By George Saunders, 166 narrators (Random House Audio)
This extraordinary cast represents the book’s many voices with a huge range of breadth and depth. The ensemble includes David Sedaris, Jeffrey Tambor, Don Cheadle, Susan Sarandon, the author, his parents, wife and daughters. It’s the perfect representation of what the author hoped for – “an American chorus.” As Abraham Lincoln sorrows over the death of his son, Willie, American citizens and ghosts who linger between death and rebirth comment on 19th century life from every vantage point, region, mood, class, background and accent imaginable.
By Sherman Alexie. Read by the author (Hatchett audio)
Versatility of moods, rhythms and writing styles combine in a powerful memoir written after the death of Alexie’s mother. Poetry and prose describe a haunting grief delivered in the context of family stories, his unequal relationship with his mother, and his life on and off the reservation. Viscerally, he recounts losses of tribal languages as eloquently as those he experiences after brain surgery. Alexie goes from witty, philosophical, profane and sacred within sentences. His reading is as rhythmic as his written word.
By Jesmyn Ward. Read by Kelvin Harrison Jr., Chris Chalk, Rutina Wesley (Simon and Schuster Audio)
Strong readers are required for a book penned by an author with the gift for voice. The trio of narrators deliver Ward’s alternating chapters with a depth of characterization, the rhythms of the rural Mississippi setting, sensitivity to sensory details and appreciation for the lyrical word choices.
Thirteen-year-old Jojo cares for his 3-year-old sister Kayla. They find love and nurture from their beloved grandparents, Pop and Mam, who is dying of cancer. Their inconsistent addict mother, Leonie, is not so much of a caretaker. The depction of Jojo captures the transition from innocence to knowledge and his embracing of the real and spirit world around him. Rutina Wesley’s narration for Leonie is in turns cruel and cold, dreamy and regretful. The longing of the ghost Richie adds a haunting mood.
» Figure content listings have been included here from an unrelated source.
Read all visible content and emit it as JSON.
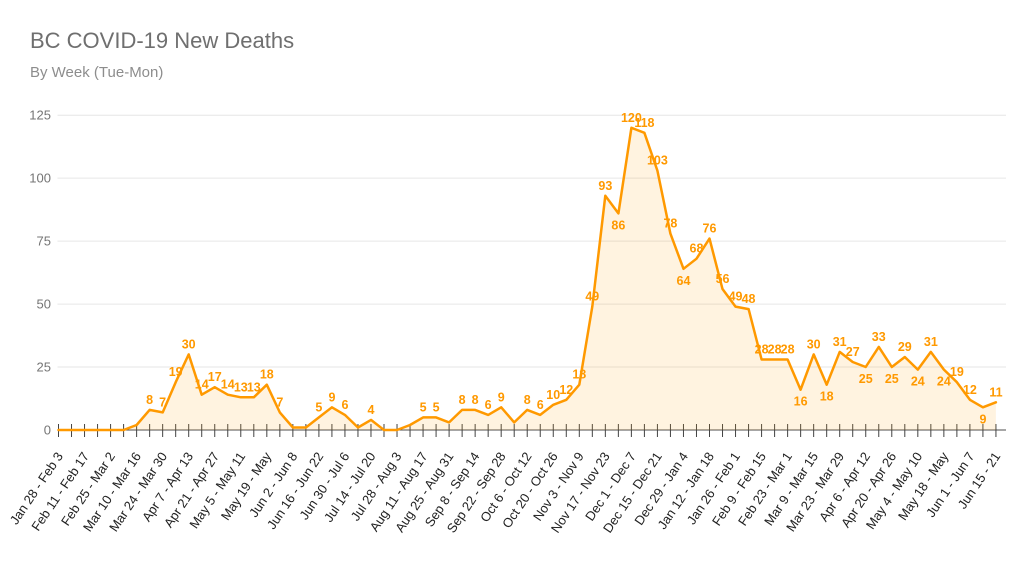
{
  "header": {
    "title": "BC COVID-19 New Deaths",
    "subtitle": "By Week (Tue-Mon)"
  },
  "colors": {
    "series_line": "#FF9900",
    "series_fill": "rgba(255,153,0,0.12)",
    "annotation_text": "#FF9900",
    "gridline": "#E6E6E6",
    "axis_line": "#4d4d4d",
    "tick_mark": "#424242",
    "x_label_text": "#222222",
    "y_label_text": "#757575",
    "title_text": "#6f6f6f",
    "subtitle_text": "#8d8d8d"
  },
  "chart_data": {
    "type": "area",
    "title": "BC COVID-19 New Deaths",
    "subtitle": "By Week (Tue-Mon)",
    "legend": "none",
    "grid": true,
    "ylim": [
      0,
      125
    ],
    "y_ticks": [
      0,
      25,
      50,
      75,
      100,
      125
    ],
    "x_label_every": 2,
    "x_tick_labels": [
      "Jan 28 - Feb 3",
      "Feb 11 - Feb 17",
      "Feb 25 - Mar 2",
      "Mar 10 - Mar 16",
      "Mar 24 - Mar 30",
      "Apr 7 - Apr 13",
      "Apr 21 - Apr 27",
      "May 5 - May 11",
      "May 19 - May",
      "Jun 2 - Jun 8",
      "Jun 16 - Jun 22",
      "Jun 30 - Jul 6",
      "Jul 14 - Jul 20",
      "Jul 28 - Aug 3",
      "Aug 11 - Aug 17",
      "Aug 25 - Aug 31",
      "Sep 8 - Sep 14",
      "Sep 22 - Sep 28",
      "Oct 6 - Oct 12",
      "Oct 20 - Oct 26",
      "Nov 3 - Nov 9",
      "Nov 17 - Nov 23",
      "Dec 1 - Dec 7",
      "Dec 15 - Dec 21",
      "Dec 29 - Jan 4",
      "Jan 12 - Jan 18",
      "Jan 26 - Feb 1",
      "Feb 9 - Feb 15",
      "Feb 23 - Mar 1",
      "Mar 9 - Mar 15",
      "Mar 23 - Mar 29",
      "Apr 6 - Apr 12",
      "Apr 20 - Apr 26",
      "May 4 - May 10",
      "May 18 - May",
      "Jun 1 - Jun 7",
      "Jun 15 - 21"
    ],
    "values": [
      0,
      0,
      0,
      0,
      0,
      0,
      2,
      8,
      7,
      19,
      30,
      14,
      17,
      14,
      13,
      13,
      18,
      7,
      1,
      1,
      5,
      9,
      6,
      1,
      4,
      0,
      0,
      2,
      5,
      5,
      3,
      8,
      8,
      6,
      9,
      3,
      8,
      6,
      10,
      12,
      18,
      49,
      93,
      86,
      120,
      118,
      103,
      78,
      64,
      68,
      76,
      56,
      49,
      48,
      28,
      28,
      28,
      16,
      30,
      18,
      31,
      27,
      25,
      33,
      25,
      29,
      24,
      31,
      24,
      19,
      12,
      9,
      11
    ],
    "annotations": [
      null,
      null,
      null,
      null,
      null,
      null,
      null,
      8,
      7,
      19,
      30,
      14,
      17,
      14,
      13,
      13,
      18,
      7,
      null,
      null,
      5,
      9,
      6,
      null,
      4,
      null,
      null,
      null,
      5,
      5,
      null,
      8,
      8,
      6,
      9,
      null,
      8,
      6,
      10,
      12,
      18,
      49,
      93,
      86,
      120,
      118,
      103,
      78,
      64,
      68,
      76,
      56,
      49,
      48,
      28,
      28,
      28,
      16,
      30,
      18,
      31,
      27,
      25,
      33,
      25,
      29,
      24,
      31,
      24,
      19,
      12,
      9,
      11
    ]
  }
}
Together the narrators become a chorus that witnesses the power of resilience and the horrors of racism’s legacy.
By Jennifer Egan. Read by Norbert Leo Butz, Heather Lind, Vincent Piazza (Simon and Schuster Audio)
Historical fiction, mystery and coming-of-age combine as beautifully as the three narrators’ voices. Heather Lind, representing 11-year-old Anna with a youthful voice, expresses the child’s adoration for her charming Depression-era gangster father who disappears in her youth soon after they meet. He’s the gruff, intimidating Dexter Styles, played by Vincent Pizza. This small encounter becomes the foundation of the novel.
Lind’s voice grows stronger as she becomes a determined young woman who is bent on becoming a World War II diver and solving the mystery of her father’s disappearance. Norbert Leo Butz’s emotive narration deftly weaves together the threads of time, theme and the complex characters in Egan’s elegantly written tale of discoveries.
By Julia Claiborne Johnson. Read by Tavia Gilbert (HarperAudio)
Tavia Gilbert animates the fast-moving story about a publishing assistant sent to coax a new book from a reclusive author. Instead she becomes caretaker to the author’s high-functioning autistic child. Gilbert replicates a huge, and sometimes nuanced, emotional range.
By Amor Towles. Read by Nicholas Guy Smith (Penguin Audio)
Nicholas Guy Smith reads the story of Russian aristocrat Alexander Ilyich Rostov.